A front porch is more than just a place—it’s a state of mind. It’s where stories are told, where folks sit and hang around together. It’s a place where the world slows down just enough to reflect on what truly matters to me. With The Front Porch Professor, my goal is to bring the warmth and depth of this space into the stories I share. I work through the tensions between issues that matter to readers today. I also offer honest, insider critiques of the South. Sound idyllic? It can be, but just like the South, the front porch can also be a troubled and complicated place where anguish, heartbreak, disappointment, and violence take place. Every few days, I have to sweep the porch to clear dust and cobwebs to make sure it is an inviting place for myself and others.

Who Should Read It?

The intended audience for The Front Porch Professor are folks who appreciate stories that resonate on both a personal and universal level, blending the warmth of lived experience with the relevance of today’s challenges. My readers might be older adults, reflecting on their own life journeys and drawn to narratives that echo their experiences. They might be educators or seekers who appreciate the intersection of storytelling with deeper ideas about culture, family, and identity.

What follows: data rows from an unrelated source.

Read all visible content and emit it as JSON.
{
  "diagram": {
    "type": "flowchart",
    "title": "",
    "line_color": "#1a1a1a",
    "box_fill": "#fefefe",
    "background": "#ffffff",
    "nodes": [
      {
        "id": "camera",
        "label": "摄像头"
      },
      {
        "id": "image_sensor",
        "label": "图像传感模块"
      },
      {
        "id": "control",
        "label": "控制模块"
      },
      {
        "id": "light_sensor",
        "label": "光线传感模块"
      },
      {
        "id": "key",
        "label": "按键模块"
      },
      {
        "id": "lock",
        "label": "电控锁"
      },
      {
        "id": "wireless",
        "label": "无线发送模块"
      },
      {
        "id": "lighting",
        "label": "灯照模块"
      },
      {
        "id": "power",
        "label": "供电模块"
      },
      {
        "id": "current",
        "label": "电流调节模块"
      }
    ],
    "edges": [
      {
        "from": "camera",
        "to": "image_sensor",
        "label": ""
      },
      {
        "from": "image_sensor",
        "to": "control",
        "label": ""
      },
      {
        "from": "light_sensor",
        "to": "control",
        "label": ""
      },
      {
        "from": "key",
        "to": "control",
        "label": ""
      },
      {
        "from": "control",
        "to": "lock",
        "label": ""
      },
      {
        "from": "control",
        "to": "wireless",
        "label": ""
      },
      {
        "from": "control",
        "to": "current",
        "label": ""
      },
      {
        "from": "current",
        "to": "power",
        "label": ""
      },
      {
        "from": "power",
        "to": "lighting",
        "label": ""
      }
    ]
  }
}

This blog also speaks to those who find meaning in the everyday—the simple joys of a shared meal, the comfort of homeplace, or the peace found while sitting in the shade in a back yard. I believe there is also value for people who can’t recollect joy from their homes. There may be appeal here for them as well. Home for some–if it means anything at all–are places of atrocities, hurt, and darkness. Home may be a place of utter ambivalence. If this is you, then I invite you, too. In this blog, I look for the mysteries to be found in simplifying the complex and complicating the simple.

Why Does It Matter?

Our world is a noisy place, and it feels to me like we are distracted by it–not just distracted but affected in other ways. Noisy politics, for example, has polarized some of us to the point of violence. It has also created animosity with friends and family. We seem to have lost focus on the things that matter, which is always others. I hope my stories can balance out some of the clutter. I hope that together we can pause and look for grounding–the kind that I find from recollecting and observing what happens around me and to me.

Image of logo for the Front Porch Professor with ukelele, typewriter, rocking chair.
Alternate Logo for The Front Porch Professor that includes ukelele and typewriter with no Miata.

Maybe you, like me, want to have a deeper engagement with life around us and with others in it. Maybe you, like me, want to nourish a homeplace of the heart, our own personal touchstone where inward reflection points us out-ward toward purpose. A safe and joyful place of our making–whatever that might look like for you–where we contemplate how our own sense of belonging connects us to others. I hope The Front Porch Professor is engaging and entertaining; still, I do not consider life merely to entertain. As you read, I invite you to actively participate with me as we pause, surmise, and make meaning. Don’t just read. Come along with me on our shared journey.

Image of Dr. Ugena Whitlock, author of The Front Porch Professor.
Introducing Dr. Ugena Whitlock, The Front Porch Professor!